Proprietary models for operational risk have been developed by major financial service companies and use a variety of bottom-up and top-down quantitative methodologies, as well as qualitative analysis, to evaluate operational risk. Banks can input their loss data into ready and systematized spreadsheets, which would be further categorized. The system then performs a qualitative and quantitative analysis of the data, and can carry out multiple tasks such as calculating regulatory capital, pooling internal data with external, performing Bayesian network analysis, and so on.

Specifics of Operational Loss Data

The nature of operational risk is very different from that of market risk and credit risk. In fact, operational losses share many similarities with insurance claims, suggesting that most actuarial models can be a natural choice of the model for operational risk, and models well developed by the insurance industry can be almost exactly applied to operational risk. In this section we discuss some key issues characterizing operational risk that must be taken into consideration before quantitative analysis is undertaken.

Scarcity of Available Historical Data

The major obstacle banks face in developing comprehensive models for operational risk is the scarcity of available historical operational loss data. As of 2011, generally, even the largest banks have no more than 11–12 years of loss data. Shortage of relevant data means that the models and conclusions drawn from the available limited samples would lack sufficient explanatory power. This in turn means that the estimates of the expected loss and VaR may be highly volatile and unreliable. In addition, complex statistical or econometric models cannot be tested on small samples.

The problem becomes amplified when dealing with modeling extremely high operational losses: One cannot model tail events when only a few such data are present in the internal loss database. Three solutions have been proposed: (1) pooling internal and external data, (2) supplementing actual losses with near-miss losses, and (3) scenario analysis and stress tests (discussed earlier in this entry).

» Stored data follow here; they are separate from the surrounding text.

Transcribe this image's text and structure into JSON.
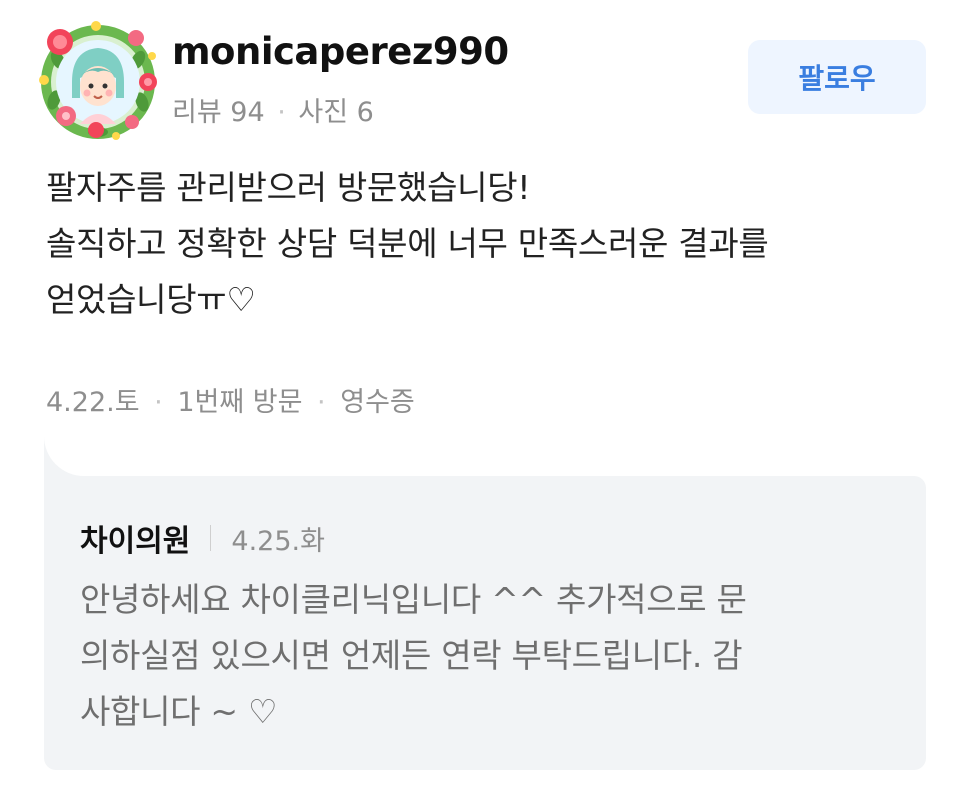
{
  "reviewer": {
    "username": "monicaperez990",
    "stats": {
      "reviews": "리뷰 94",
      "photos": "사진 6",
      "separator": "·"
    },
    "avatar_icon": "flower-wreath-avatar-icon"
  },
  "follow_button": {
    "label": "팔로우"
  },
  "review": {
    "lines": [
      "팔자주름 관리받으러 방문했습니당!",
      "솔직하고 정확한 상담 덕분에 너무 만족스러운 결과를",
      "얻었습니당ㅠ♡"
    ],
    "meta": {
      "date": "4.22.토",
      "visit": "1번째 방문",
      "receipt": "영수증",
      "separator": "·"
    }
  },
  "reply": {
    "author": "차이의원",
    "date": "4.25.화",
    "lines": [
      "안녕하세요 차이클리닉입니다 ^^ 추가적으로 문",
      "의하실점 있으시면 언제든 연락 부탁드립니다. 감",
      "사합니다 ~ ♡"
    ]
  },
  "colors": {
    "follow_bg": "#eef5ff",
    "follow_text": "#3a7ee0",
    "reply_bg": "#f2f4f6",
    "muted_text": "#8e8e8e"
  }
}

The idea behind pooling internal and external data is to populate a bank's existing internal database with data from outside the bank. The rationale is twofold: (1) to expand the database and hence increase the accuracy of statistical estimations and (2) to account for losses that have not occurred within the bank but that are not completely improbable based on the histories of other banks. According to BIS,

… a bank's internal measurement system must reasonably estimate unexpected losses based on the combined use of internal and relevant external loss data… (BIS, 2006, p. 150)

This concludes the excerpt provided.